Mehr Demokratie bei der Europawahl – aber nicht mehr Demokratie in der EU-Gesetzgebung
Die europäischen Parteienfamilien mussten erstmals mehrheitsfähige Kandidaten nominieren, die sich dann der Wahl stellten. Doch im parlamentarischen Alltag hat sich nicht viel geändert. Entscheidungen über EU-Gesetze fallen zunehmend im „Trilog“ mit Kommission und Ministerrat. Die Demokratie bleibt dabei auf der Strecke.
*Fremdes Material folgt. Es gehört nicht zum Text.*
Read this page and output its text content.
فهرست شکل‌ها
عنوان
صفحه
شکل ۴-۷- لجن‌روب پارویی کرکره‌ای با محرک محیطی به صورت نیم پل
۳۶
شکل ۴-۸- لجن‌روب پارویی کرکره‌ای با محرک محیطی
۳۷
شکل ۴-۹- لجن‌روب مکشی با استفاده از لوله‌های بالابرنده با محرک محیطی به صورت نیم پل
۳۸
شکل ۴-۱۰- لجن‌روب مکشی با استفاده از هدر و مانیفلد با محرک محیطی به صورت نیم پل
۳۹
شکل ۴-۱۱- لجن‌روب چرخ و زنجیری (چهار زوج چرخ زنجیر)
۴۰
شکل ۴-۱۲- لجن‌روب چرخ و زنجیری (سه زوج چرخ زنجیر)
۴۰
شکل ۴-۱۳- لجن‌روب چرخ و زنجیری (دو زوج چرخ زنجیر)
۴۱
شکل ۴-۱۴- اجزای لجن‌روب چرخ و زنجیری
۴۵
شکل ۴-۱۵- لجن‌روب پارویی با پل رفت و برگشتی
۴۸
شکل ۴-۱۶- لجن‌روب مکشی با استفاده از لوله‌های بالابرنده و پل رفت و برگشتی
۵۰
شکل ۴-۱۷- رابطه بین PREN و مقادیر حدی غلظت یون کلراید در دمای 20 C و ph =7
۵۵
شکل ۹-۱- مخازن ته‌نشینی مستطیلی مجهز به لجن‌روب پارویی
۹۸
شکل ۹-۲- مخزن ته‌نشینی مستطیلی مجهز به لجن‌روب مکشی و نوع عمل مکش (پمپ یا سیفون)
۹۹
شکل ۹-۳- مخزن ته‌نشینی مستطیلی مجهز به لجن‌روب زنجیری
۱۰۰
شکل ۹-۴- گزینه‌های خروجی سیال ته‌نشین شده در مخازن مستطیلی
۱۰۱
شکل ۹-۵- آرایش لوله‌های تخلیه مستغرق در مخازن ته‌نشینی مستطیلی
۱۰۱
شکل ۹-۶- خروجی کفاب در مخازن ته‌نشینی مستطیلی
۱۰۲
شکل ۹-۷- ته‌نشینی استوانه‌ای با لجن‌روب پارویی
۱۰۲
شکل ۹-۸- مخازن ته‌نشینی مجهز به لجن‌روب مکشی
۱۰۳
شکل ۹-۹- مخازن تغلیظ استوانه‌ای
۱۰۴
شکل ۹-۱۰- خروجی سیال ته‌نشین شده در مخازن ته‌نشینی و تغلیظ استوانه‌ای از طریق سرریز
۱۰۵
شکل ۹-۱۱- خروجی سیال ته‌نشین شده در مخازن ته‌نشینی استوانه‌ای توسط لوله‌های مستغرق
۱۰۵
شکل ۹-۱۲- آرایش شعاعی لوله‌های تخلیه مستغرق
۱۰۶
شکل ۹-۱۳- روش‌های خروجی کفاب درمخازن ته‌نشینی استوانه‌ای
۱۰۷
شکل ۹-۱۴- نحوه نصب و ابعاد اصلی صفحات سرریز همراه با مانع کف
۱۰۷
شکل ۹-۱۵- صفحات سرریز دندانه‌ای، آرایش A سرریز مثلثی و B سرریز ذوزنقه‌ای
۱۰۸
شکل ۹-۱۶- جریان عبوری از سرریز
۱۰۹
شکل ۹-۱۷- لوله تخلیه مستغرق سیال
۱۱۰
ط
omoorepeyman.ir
Mehr Sichtbarkeit für das Europaparlament – aber nicht mehr Glaubwürdigkeit
Schulz hat prominente Spitzenpolitiker zur Plenardebatte nach Straßburg geholt und dem Parlament so mehr Sichtbarkeit verschafft. So durften die EU-Abgeordneten im Herbst 2015 mit dem griechischen Premierminister Alexis Tsipras streiten – doch die Entscheidung über den neuen Bailout und die Konditionen war da längst gefallen.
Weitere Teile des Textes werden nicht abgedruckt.